A new report says the empirical case for austerity is partially based on an Excel spreadsheet error.

Economists at the University of Massachusetts Amherst are calling one of the most influential examples of the empirical research behind the push for austerity as a way to bring down the debt into question. On Monday, UM-Amherst’s Political Economy Research Institute came out a report finding “serious errors” in a study cited by both Republicans and Democrats alike to justify aggressive debt-reduction programs.

The 2010 report [PDF] cited by pro-austerity legislators like Paul Ryan, nicknamed the Reinhart-Rogoff report after its authors Carmen Reinhart and Kenneth Rogoff, allegedly finds that a nation’s economy tends to shrink once its debt burden exceeds 90% of its GDP.  As of late 2012, the United States’ national debt was over 100% of its GDP.

However, when UM-Amherst’s Thomas Herndon, Michael Ash and Robert Pollin attempted to replicate Reinhart and Rogoff’s findings, they say they found “coding errors, selective exclusion of available data, and unconventional weighting of summary statistics,” all leading to “serious errors.”

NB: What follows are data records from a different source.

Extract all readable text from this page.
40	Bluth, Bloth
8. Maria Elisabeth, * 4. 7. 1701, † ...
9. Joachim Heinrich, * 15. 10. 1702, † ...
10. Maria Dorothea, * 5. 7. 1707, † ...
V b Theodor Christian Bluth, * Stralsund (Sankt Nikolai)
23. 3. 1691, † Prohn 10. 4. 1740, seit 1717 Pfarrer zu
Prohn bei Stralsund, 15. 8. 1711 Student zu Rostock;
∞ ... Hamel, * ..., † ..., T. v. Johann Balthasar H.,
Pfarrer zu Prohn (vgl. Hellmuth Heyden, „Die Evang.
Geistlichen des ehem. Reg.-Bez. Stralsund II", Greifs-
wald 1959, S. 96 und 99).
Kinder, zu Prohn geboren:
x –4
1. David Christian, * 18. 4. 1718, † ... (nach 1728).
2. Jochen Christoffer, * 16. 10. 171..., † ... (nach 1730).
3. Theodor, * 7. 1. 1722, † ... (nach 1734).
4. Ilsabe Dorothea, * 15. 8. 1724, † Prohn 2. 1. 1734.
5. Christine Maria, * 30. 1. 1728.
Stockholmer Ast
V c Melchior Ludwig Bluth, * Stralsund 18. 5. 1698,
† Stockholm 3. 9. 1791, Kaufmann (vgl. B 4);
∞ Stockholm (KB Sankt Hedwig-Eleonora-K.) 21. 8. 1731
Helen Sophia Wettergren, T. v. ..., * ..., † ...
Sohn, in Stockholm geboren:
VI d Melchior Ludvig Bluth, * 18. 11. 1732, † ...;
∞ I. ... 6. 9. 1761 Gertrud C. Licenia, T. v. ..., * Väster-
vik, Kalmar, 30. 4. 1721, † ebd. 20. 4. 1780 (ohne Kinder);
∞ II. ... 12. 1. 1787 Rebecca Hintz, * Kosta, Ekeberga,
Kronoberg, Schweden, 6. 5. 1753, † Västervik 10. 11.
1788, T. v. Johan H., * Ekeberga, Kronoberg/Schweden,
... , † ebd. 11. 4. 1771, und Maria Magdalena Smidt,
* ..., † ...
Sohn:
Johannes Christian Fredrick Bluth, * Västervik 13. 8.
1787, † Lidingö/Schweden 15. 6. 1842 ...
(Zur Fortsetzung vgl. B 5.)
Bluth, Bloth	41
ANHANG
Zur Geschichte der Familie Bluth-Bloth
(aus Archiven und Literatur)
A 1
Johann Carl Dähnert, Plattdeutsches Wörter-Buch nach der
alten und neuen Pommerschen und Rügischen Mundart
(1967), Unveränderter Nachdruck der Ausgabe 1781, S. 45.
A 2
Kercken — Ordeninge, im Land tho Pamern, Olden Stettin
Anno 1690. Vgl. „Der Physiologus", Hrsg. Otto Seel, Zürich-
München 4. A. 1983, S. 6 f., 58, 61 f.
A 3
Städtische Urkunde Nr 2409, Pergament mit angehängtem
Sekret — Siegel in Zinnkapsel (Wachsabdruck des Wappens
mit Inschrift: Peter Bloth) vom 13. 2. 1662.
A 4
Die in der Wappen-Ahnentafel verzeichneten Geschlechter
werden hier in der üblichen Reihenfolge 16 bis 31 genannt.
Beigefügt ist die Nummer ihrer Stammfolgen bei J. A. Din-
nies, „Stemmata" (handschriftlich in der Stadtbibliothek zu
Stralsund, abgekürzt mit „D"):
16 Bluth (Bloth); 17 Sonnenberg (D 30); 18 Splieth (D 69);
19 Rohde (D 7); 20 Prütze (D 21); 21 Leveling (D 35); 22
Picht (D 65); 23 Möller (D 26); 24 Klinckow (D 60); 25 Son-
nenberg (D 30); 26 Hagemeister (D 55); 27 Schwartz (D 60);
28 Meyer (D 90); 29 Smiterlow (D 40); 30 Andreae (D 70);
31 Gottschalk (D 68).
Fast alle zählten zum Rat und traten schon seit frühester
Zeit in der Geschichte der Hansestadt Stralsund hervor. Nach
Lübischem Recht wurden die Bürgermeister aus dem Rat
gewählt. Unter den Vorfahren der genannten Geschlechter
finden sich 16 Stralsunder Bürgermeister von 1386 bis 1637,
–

If Herndon, Ash and Pollin are correct, then the empirical case for privileging short-term debt reduction over economic stimulus may be far weaker than Washington policymakers have suggested. The overwhelming consensus in Washington holds that America’s national debt is a problem which must be addressed immediately. President Obama and congressional Republicans appear to disagree regarding the correct path to that goal—but not regarding its urgency.Reinhart-Rogoff has been heavily cited by everyone from Ryan, to North Dakota’s former Democratic Sen. Kent Conrad as evidence of the urgency of debt reduction.

“Ryan, conservative activists, deficit hawks, the Washington Post editorial board, and the DC establishment waved around the Reinhardt/Rogoff study as definitive proof that debt reduction can’t wait,” wrote MaddowBlog’s Steve Benen on Tuesday.

The errors allegedly found in the Reinhart-Rogoff study, summarized here by the Roosevelt Institute’s Mike Konczal, including an Excel spreadsheet error which yielded faulty calculations. But while the accusation of a coding error is getting the most press attention, writes Koncal, the selective exclusion of evidence from post-World War II Australia, New Zealand and Canada is “particularly troublesome, as that is driving the negative results.”

In a response to their critics, Reinhart and Rogoff insisted they are “very careful in all our papers to speak of ‘association’ and not ‘causality,’” and note that “Herndon Ash and Pollen also find lower growth when debt is over 90%.”

“This genuinely ought to settle the debate,” replied Slate’s Matthew Yglesias. “Nothing Reinhart and Rogoff present, under any interpretation or any methodology offers any reason to believe that a high debt:GDP ratio causes slow growth.”

Others have been even more heated in their repudiation of Reinhart and Rogoff. Dean Baker’s column on the subject for the Guardian poses the question, “How much unemployment did Reinhart and Rogoff’s arithmetic mistakes cause?” in its headline.

But while the Reinhart-Rogoff paper provided some empirical grounding for the pro-austerity cause, it is unlikely that it changed the course of history.

Some of the biggest proponents of austerity have significant political and financial incentives to do so—however, the fact remains Reinhart-Rogoff was a crucial prop in making the case for immediate debt reduction to the press and the public.